Inner City Driverless Pods

In March 2012, international transportation pioneer Bombardier launched an open innovation challenge focused on the future of urban mobility called the YouCity multi-disciplinary Innovation Contest. The challenge was crafting novel ways for developing cities to balance growth with mobility solutions, with the winners getting a trip to an international train expo and innovation camp in Berlin.

I submitted an idea which I called MicroRail. It was essentially small, self guided vehicles on a fixed track off to one side of the road. It was loosely based on the idea of taking a subway or monorail system, and deploying it inexpensively and openly on existing urban streets without requiring a lot of additional infrastructure. It seemed like a smart way to bridge the gap between where we are now, and the future which replaces all cars on the road with driverless vehicles.

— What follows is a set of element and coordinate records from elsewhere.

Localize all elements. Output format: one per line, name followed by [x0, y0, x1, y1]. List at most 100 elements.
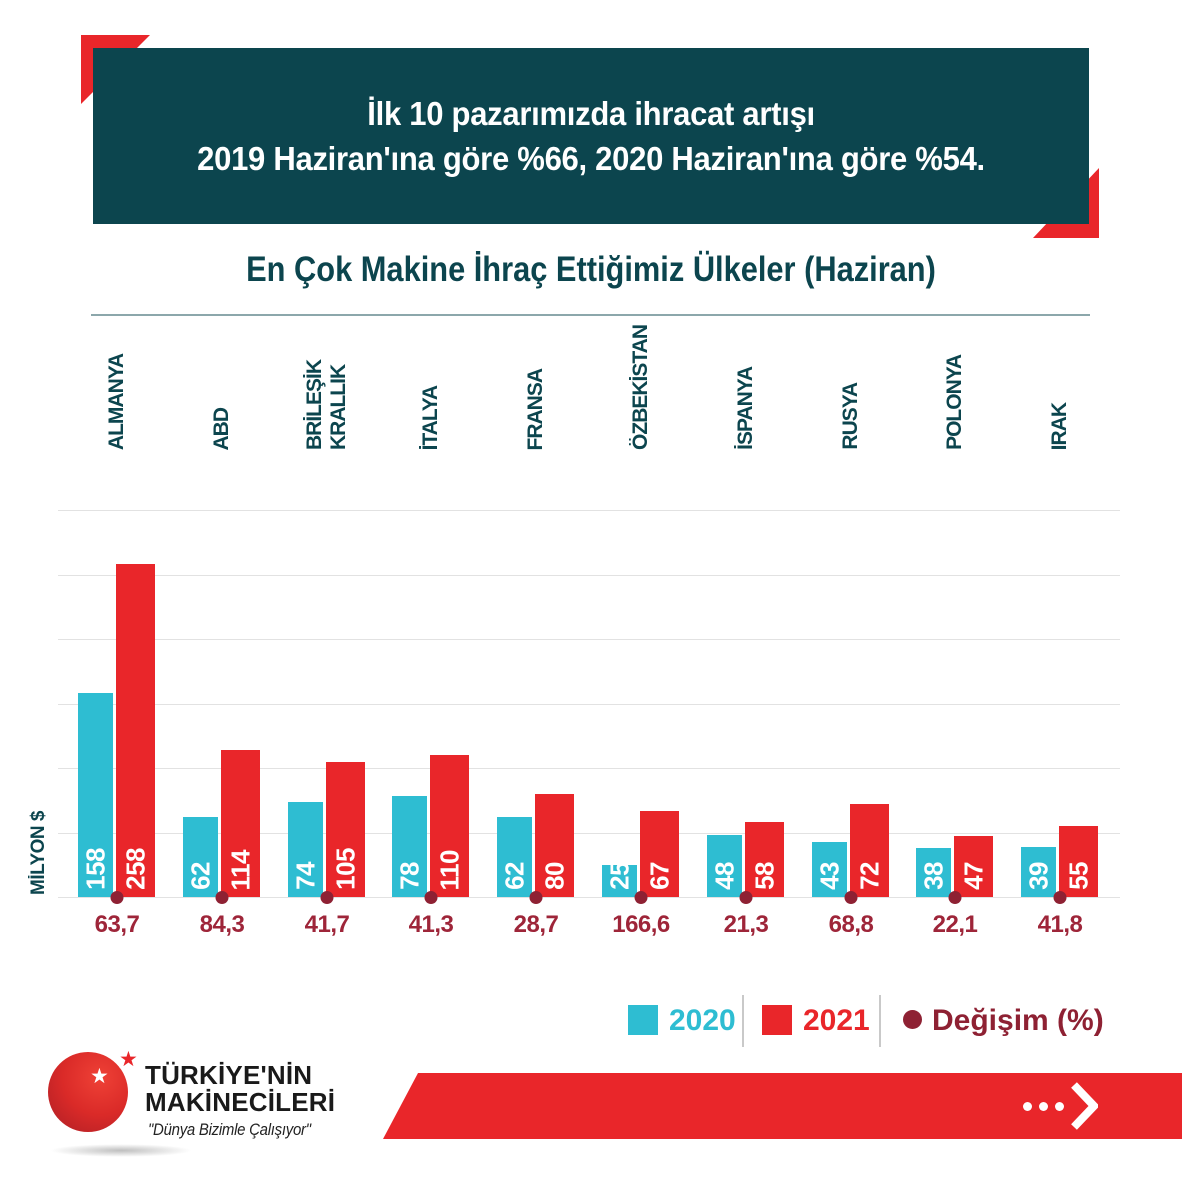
legend-swatch-2020	[628, 1005, 658, 1035]
bar-group: 38 47 22,1	[903, 510, 1007, 938]
chevron-right-icon	[1071, 1082, 1098, 1130]
category-column: RUSYA	[791, 310, 911, 450]
headline-banner: İlk 10 pazarımızda ihracat artışı 2019 H…	[93, 48, 1089, 224]
bar-group: 158 258 63,7	[65, 510, 169, 938]
bar-2021: 47	[954, 836, 993, 897]
gridline	[58, 510, 1120, 511]
category-label: FRANSA	[524, 368, 547, 451]
bar-2020: 39	[1021, 846, 1056, 897]
category-label: ÖZBEKİSTAN	[629, 325, 652, 450]
bar-value-2020: 74	[290, 862, 320, 890]
bar-2020: 158	[78, 693, 113, 897]
headline-line-1: İlk 10 pazarımızda ihracat artışı	[367, 95, 815, 132]
change-percent-value: 68,8	[828, 911, 874, 938]
category-column: İSPANYA	[686, 310, 806, 450]
bar-value-2020: 62	[499, 862, 529, 890]
gridline	[58, 703, 1120, 705]
bar-2020: 38	[916, 847, 951, 897]
bar-value-2020: 43	[814, 862, 844, 890]
bar-value-2021: 72	[854, 862, 884, 890]
gridline	[58, 574, 1120, 576]
bar-group: 74 105 41,7	[275, 510, 379, 938]
bar-value-2021: 67	[644, 862, 674, 890]
y-axis-label: MİLYON $	[28, 811, 49, 895]
change-marker	[215, 891, 229, 904]
bar-value-2021: 55	[1063, 862, 1093, 890]
change-marker	[110, 891, 124, 904]
category-label: POLONYA	[943, 355, 966, 450]
gridline	[58, 832, 1120, 834]
gridline	[58, 897, 1120, 898]
change-percent-value: 21,3	[723, 911, 769, 938]
title-divider	[91, 314, 1090, 316]
category-label: İTALYA	[419, 385, 442, 450]
change-marker	[529, 891, 543, 904]
change-percent-value: 84,3	[199, 911, 245, 938]
category-label-band: ALMANYA ABD BRİLEŞİK KRALLIK İTALYA FRANSA ÖZB…	[0, 310, 1182, 450]
brand-line-1: TÜRKİYE'NİN	[145, 1060, 313, 1090]
bar-value-2020: 25	[604, 862, 634, 890]
gridline	[58, 768, 1120, 769]
category-column: ÖZBEKİSTAN	[581, 310, 701, 450]
bar-value-2020: 78	[394, 862, 424, 890]
change-percent-value: 41,3	[408, 911, 454, 938]
chart-title: En Çok Makine İhraç Ettiğimiz Ülkeler (H…	[246, 250, 936, 289]
change-percent-value: 28,7	[513, 911, 559, 938]
category-column: IRAK	[1000, 310, 1120, 450]
bar-group: 48 58 21,3	[694, 510, 798, 938]
bar-2020: 74	[288, 801, 323, 897]
bar-value-2021: 258	[120, 848, 150, 890]
bar-group: 62 80 28,7	[484, 510, 588, 938]
forward-arrow-icon	[1023, 1082, 1098, 1130]
legend-label-2020: 2020	[669, 1004, 736, 1037]
brand-name: TÜRKİYE'NİN MAKİNECİLERİ	[145, 1062, 335, 1116]
bar-2021: 80	[535, 793, 574, 897]
bar-group: 62 114 84,3	[170, 510, 274, 938]
legend-label-change: Değişim (%)	[932, 1004, 1104, 1037]
legend-divider	[742, 995, 744, 1047]
bar-2021: 110	[430, 755, 469, 897]
legend-label-2021: 2021	[803, 1004, 870, 1037]
category-label: RUSYA	[839, 383, 862, 450]
bar-value-2020: 48	[709, 862, 739, 890]
category-label: BRİLEŞİK KRALLIK	[303, 359, 350, 450]
bar-value-2020: 38	[918, 862, 948, 890]
bar-value-2021: 105	[330, 848, 360, 890]
bar-value-2020: 39	[1023, 862, 1053, 890]
change-marker	[424, 891, 438, 904]
footer-ribbon	[383, 1073, 1182, 1139]
bar-2020: 78	[392, 796, 427, 897]
arrow-dot-icon	[1039, 1101, 1048, 1111]
change-marker	[739, 891, 753, 904]
brand-logo-circle	[48, 1052, 128, 1132]
star-badge-icon: ★	[119, 1048, 138, 1071]
category-column: POLONYA	[895, 310, 1015, 450]
plot-area: MİLYON $ 158 258 63,7 62 114 84,3 74 105 41,7 78 1…	[0, 510, 1182, 938]
bar-value-2021: 80	[539, 862, 569, 890]
change-percent-value: 166,6	[612, 911, 670, 938]
bar-2020: 25	[602, 862, 637, 897]
bar-2020: 62	[497, 817, 532, 897]
change-marker	[948, 891, 962, 904]
bar-2021: 105	[326, 761, 365, 897]
category-column: ALMANYA	[57, 310, 177, 450]
bar-2020: 48	[707, 835, 742, 897]
bar-2021: 72	[850, 804, 889, 897]
bar-2020: 43	[812, 841, 847, 897]
category-label: ALMANYA	[105, 353, 128, 450]
change-percent-value: 41,8	[1037, 911, 1083, 938]
legend-change-dot-icon	[903, 1010, 922, 1029]
star-halo-icon: ★	[113, 1040, 141, 1075]
bar-2021: 58	[745, 822, 784, 897]
bar-2021: 258	[116, 564, 155, 897]
bar-group: 39 55 41,8	[1008, 510, 1112, 938]
category-column: İTALYA	[371, 310, 491, 450]
bar-group: 25 67 166,6	[589, 510, 693, 938]
star-icon: ★	[90, 1065, 109, 1088]
brand-line-2: MAKİNECİLERİ	[145, 1087, 336, 1117]
arrow-dot-icon	[1055, 1101, 1064, 1111]
category-label: İSPANYA	[734, 367, 757, 450]
change-marker	[634, 891, 648, 904]
bar-value-2021: 58	[749, 862, 779, 890]
change-percent-value: 41,7	[304, 911, 350, 938]
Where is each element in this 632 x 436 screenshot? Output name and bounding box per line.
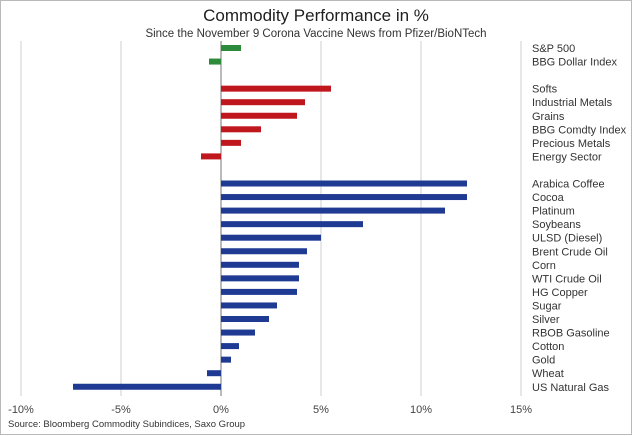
bar: [221, 85, 331, 92]
bar: [221, 356, 231, 363]
chart-title: Commodity Performance in %: [203, 6, 429, 25]
x-tick-label: -10%: [8, 404, 34, 416]
category-label: Silver: [532, 314, 560, 326]
category-label: S&P 500: [532, 43, 575, 55]
category-label: RBOB Gasoline: [532, 328, 610, 340]
category-label: WTI Crude Oil: [532, 273, 602, 285]
category-label: Softs: [532, 84, 558, 96]
bar: [207, 370, 221, 377]
category-label: Platinum: [532, 206, 575, 218]
category-label: BBG Dollar Index: [532, 57, 617, 69]
x-tick-label: 15%: [510, 404, 532, 416]
x-tick-label: 5%: [313, 404, 329, 416]
category-label: Energy Sector: [532, 151, 602, 163]
bar: [221, 261, 299, 268]
category-label: Sugar: [532, 300, 562, 312]
bar: [73, 383, 221, 390]
x-tick-label: -5%: [111, 404, 131, 416]
category-label: Corn: [532, 260, 556, 272]
bar: [221, 275, 299, 282]
category-label: Cocoa: [532, 192, 565, 204]
category-label: US Natural Gas: [532, 382, 610, 394]
x-tick-label: 10%: [410, 404, 432, 416]
bar: [221, 99, 305, 106]
bar: [221, 288, 297, 295]
bar: [221, 112, 297, 119]
category-label: Wheat: [532, 368, 564, 380]
category-label: Industrial Metals: [532, 97, 613, 109]
bar: [221, 126, 261, 133]
bar: [221, 329, 255, 336]
category-label: HG Copper: [532, 287, 588, 299]
category-label: Soybeans: [532, 219, 581, 231]
bar: [221, 343, 239, 350]
chart-subtitle: Since the November 9 Corona Vaccine News…: [145, 28, 487, 40]
category-label: Precious Metals: [532, 138, 611, 150]
source-note: Source: Bloomberg Commodity Subindices, …: [8, 419, 246, 430]
bar: [209, 58, 221, 65]
bar: [221, 45, 241, 51]
category-label: ULSD (Diesel): [532, 233, 602, 245]
category-label: Arabica Coffee: [532, 179, 605, 191]
category-label: BBG Comdty Index: [532, 124, 627, 136]
bar: [221, 221, 363, 228]
bar: [221, 302, 277, 309]
x-tick-label: 0%: [213, 404, 229, 416]
bar: [221, 234, 321, 241]
bar: [221, 207, 445, 214]
category-label: Cotton: [532, 341, 564, 353]
bar: [221, 316, 269, 322]
bar: [201, 153, 221, 160]
category-label: Brent Crude Oil: [532, 246, 608, 258]
bar: [221, 248, 307, 255]
category-label: Gold: [532, 355, 555, 367]
bar: [221, 139, 241, 146]
bar: [221, 180, 467, 187]
bar: [221, 194, 467, 201]
category-label: Grains: [532, 111, 565, 123]
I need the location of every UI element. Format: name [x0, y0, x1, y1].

A few months after the contest ended, I received an email from the contest organizers: “Although your proposal didn’t make it to the final winners, it was in our shortlist of the most interesting concepts, which was presented to the final jury.” A few weeks later, a solar powered phone charger appeared in my mailbox as a consolation prize. As someone with almost no professional experience in urban planning, transportation or engineering, I was proud to get any acknowledgement at all.

It’s kind of exciting that now, just a year and a half after that competition started, in a totally unrelated development, a similar concept is launching in a town in the United Kingdom called Milton Keynes. Especially awesome is that the idea appeared on the Huffington Post under the headline “…Driverless Pods Could Revolutionise Town Public Transport” [sic: British Revolutionise while Americans Revolutionize]. Clearly the idea was already in the works somewhere, but I’m still calling it a win.